A motion to protest sex-selective abortions, drafted by Langley’s MP, is seeing opposition from the NDP in the House of Commons.
MP Mark Warawa put forward Motion 408, a motion to condemn the selective abortion of girls due to discrimination.
Some families don’t want a girl, and will use ultrasounds that identify the sex of a child, then abort girls.
The practice is thought to be very rare in Canada, but is so common in parts of India and China that it is causing an imbalance in genders.
Warawa drafted the bill starting in the early summer, after all parties in the House had spoken out against sex-selective abortions.

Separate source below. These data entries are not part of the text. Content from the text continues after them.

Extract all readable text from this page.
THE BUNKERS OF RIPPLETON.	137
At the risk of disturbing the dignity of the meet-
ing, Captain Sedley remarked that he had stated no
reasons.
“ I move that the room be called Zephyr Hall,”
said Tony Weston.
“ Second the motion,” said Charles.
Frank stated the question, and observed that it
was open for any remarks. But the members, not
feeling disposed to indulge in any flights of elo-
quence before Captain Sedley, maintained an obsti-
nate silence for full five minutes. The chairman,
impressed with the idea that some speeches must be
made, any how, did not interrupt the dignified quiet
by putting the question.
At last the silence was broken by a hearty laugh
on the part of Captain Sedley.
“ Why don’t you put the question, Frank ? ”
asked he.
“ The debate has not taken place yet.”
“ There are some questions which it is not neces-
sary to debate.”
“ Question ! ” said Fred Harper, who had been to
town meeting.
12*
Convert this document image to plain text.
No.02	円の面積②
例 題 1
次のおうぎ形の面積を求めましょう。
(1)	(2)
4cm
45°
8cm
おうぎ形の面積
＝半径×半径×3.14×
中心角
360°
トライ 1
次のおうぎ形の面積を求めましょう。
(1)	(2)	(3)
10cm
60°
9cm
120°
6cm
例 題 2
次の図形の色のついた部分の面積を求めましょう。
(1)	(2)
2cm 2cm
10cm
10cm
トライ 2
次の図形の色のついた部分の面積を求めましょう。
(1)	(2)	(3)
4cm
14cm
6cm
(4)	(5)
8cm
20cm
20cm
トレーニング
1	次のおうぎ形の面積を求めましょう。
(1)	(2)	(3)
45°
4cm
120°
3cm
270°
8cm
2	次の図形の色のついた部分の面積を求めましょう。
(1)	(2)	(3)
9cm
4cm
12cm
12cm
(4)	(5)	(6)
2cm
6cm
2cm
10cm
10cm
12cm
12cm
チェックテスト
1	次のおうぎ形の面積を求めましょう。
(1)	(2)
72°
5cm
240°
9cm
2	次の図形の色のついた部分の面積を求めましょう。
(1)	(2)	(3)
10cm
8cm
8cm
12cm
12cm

Now the NDP leader Thomas Mulcair has said the New Democrats will vote against the motion.
Mulcair said the motion was an attempt to reopen the abortion debate using motions from backbenchers.
“Disappointed but not surprised,” said Warawa in reaction.
When he put together Motion 408, Warawa said he used some of the statements made by members of all the major parties in the House.
“It would be powerful if we all said the same things in the same voice,” Warawa said.
The motion won’t change the laws or ban sex-selective abortions, but would only condemn the practice.
But Warawa’s motion follows not long after Stephen Woodworth, another Tory MP, put forward a motion aimed at defining the start of human life.
That motion was seen as an overt attempt to start a debate on abortion laws in Canada.
Warawa said he has said since he began discussing his motion that it is about discrimination against girls.
“Did they open the abortion debate?” he said of the NDP. “That was not my intent.”
Warawa has always said in interviews that he is pro-life.